JAKARTA, HUMAS MKRI – Sebanyak seratus peserta Pendidikan Kader Pemimpin Muda Nasional (PKPMN) Kementerian Pemuda dan Olahraga (Kemenpora) mengunjungi Mahkamah Konstitusi (MK) pada Rabu, (4/10/2023). Kunjungan tersebut diterima langsung oleh Asisten Ahli Hakim Konstitusi Titis Anindyajati di Ruang Delegasi Gedung I MK.
Dalam pemaparannya, Titis menjelaskan tentang asal-muasal berdirinya Mahkamah Konstitusi yang pertama ada di Austria. “Gagasan pembentukan MK di Indonesia jadi sebenarnya setelah di Amerika gagasan Judicial review itu berasal dari Amerika. Kemudian ada juga berasal dari Austria di Eropa. Dimulai dari nama Hans Kelsen yang memberikan ide pembentukan tentang MK yang merupakan sebuah lembaga yang berbeda dengan MA jadi namanya adalah Kelsenian model. Kelsen berpendapat perlu ada lembaga tersendiri yang menguji terhadap UUD lembaga ini disebut MK. Jadi MK pertama di dunia berada di Austria pada tahun 1920,” ujarnya.

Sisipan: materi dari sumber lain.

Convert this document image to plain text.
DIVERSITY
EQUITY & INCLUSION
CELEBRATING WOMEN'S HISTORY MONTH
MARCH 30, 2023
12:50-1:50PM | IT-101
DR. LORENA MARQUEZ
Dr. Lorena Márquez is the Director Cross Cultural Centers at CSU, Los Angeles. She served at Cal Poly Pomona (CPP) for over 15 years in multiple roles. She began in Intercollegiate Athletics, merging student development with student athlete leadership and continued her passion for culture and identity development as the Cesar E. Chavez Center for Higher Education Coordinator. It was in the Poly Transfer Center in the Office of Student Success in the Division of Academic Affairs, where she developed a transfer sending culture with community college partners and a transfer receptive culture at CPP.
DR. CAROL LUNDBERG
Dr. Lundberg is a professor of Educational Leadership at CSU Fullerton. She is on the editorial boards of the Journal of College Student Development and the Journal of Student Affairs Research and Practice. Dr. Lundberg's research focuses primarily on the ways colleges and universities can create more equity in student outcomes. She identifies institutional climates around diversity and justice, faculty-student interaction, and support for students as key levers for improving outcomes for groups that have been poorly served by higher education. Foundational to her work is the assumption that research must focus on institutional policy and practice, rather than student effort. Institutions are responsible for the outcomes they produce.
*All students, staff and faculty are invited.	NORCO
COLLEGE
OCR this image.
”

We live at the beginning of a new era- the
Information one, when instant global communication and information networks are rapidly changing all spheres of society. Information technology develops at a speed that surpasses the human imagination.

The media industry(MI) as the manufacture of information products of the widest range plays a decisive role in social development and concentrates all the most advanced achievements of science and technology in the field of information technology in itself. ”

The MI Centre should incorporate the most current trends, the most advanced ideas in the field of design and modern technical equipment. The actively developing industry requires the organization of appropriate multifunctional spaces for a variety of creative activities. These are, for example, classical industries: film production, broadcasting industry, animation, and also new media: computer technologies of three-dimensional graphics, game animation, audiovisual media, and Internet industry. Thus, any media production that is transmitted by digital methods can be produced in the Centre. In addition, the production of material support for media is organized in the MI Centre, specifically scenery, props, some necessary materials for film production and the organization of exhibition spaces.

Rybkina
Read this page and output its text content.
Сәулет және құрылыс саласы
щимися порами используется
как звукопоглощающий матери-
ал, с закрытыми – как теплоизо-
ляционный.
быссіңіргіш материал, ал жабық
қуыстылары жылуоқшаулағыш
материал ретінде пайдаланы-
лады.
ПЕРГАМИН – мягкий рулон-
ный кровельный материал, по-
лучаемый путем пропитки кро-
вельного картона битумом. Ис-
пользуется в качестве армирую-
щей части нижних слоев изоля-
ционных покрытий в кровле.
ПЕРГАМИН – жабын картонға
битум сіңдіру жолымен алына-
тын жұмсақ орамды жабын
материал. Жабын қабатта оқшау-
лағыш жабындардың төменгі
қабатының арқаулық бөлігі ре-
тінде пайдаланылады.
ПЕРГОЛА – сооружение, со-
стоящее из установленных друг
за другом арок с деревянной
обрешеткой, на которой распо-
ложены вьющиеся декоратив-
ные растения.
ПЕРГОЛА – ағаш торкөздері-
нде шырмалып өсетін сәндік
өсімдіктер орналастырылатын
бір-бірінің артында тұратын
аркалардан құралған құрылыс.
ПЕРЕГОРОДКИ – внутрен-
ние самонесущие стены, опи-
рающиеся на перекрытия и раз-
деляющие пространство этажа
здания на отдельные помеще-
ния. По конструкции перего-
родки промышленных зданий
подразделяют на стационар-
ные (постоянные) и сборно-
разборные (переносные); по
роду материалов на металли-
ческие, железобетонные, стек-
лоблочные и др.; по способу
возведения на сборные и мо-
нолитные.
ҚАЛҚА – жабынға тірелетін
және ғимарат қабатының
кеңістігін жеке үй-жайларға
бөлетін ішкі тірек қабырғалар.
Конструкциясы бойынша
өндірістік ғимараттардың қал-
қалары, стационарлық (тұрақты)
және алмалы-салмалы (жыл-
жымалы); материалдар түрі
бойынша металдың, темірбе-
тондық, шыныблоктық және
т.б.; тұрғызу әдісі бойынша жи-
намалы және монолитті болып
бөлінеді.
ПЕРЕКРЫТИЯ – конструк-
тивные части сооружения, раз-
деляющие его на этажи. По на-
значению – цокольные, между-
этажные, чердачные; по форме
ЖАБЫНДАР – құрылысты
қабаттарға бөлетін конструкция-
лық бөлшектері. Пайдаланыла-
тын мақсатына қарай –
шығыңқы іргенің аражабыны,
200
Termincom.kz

Selanjutnya, Titis juga menyampaikan terkait kewenangan MK dan bagaimana MK menjalankan tugas dan fungsinya sebagaimana amanat konstitusi. Kewenangan MK yakni menguji undang-undang terhadap Undang-Undang Dasar; memutus sengketa kewenangan lembaga negara yang kewenangannya diberikan oleh UUD 1945; memutus pembubaran partai politik, dan memutus perselisihan tentang hasil pemilihan umum. Selain itu, MK wajib memutus pendapat DPR mengenai dugaan pelanggaran oleh Presiden dan/atau Wakil Presiden menurut UUD.
“Selain itu, Mahkamah juga memiliki fungsi sebagai penjaga konstitusi dan demokrasi, serta penjaga ideologi dan penjaga hak asasi manusia. Sekarang pun MK juga memiliki kewenangan tambahan, yakni menguji peraturan pemerintah pengganti undang-undang, serta mengadili perselisihan hasil pemilihan kepala daerah,” imbuhnya.
Titis juga menjelaskan terkait profil hakim konstitusi yang ada di Mahkamah Konstitusi. Ia menyebut hakim konstitusi berasal dari tiga cabang kekuasaan, yakni tiga orang merupakan usulan dari presiden mewakili eksekutif, tiga orang merupakan usulan dari Mahkamah Agung yang mewakili legislatif, dan tiga orang berasal dari usulan DPR yang mewakili legislatif. Dan menurut UU MK hakim konstitusi harus adil tidak diskriminatif dan tidak memihak.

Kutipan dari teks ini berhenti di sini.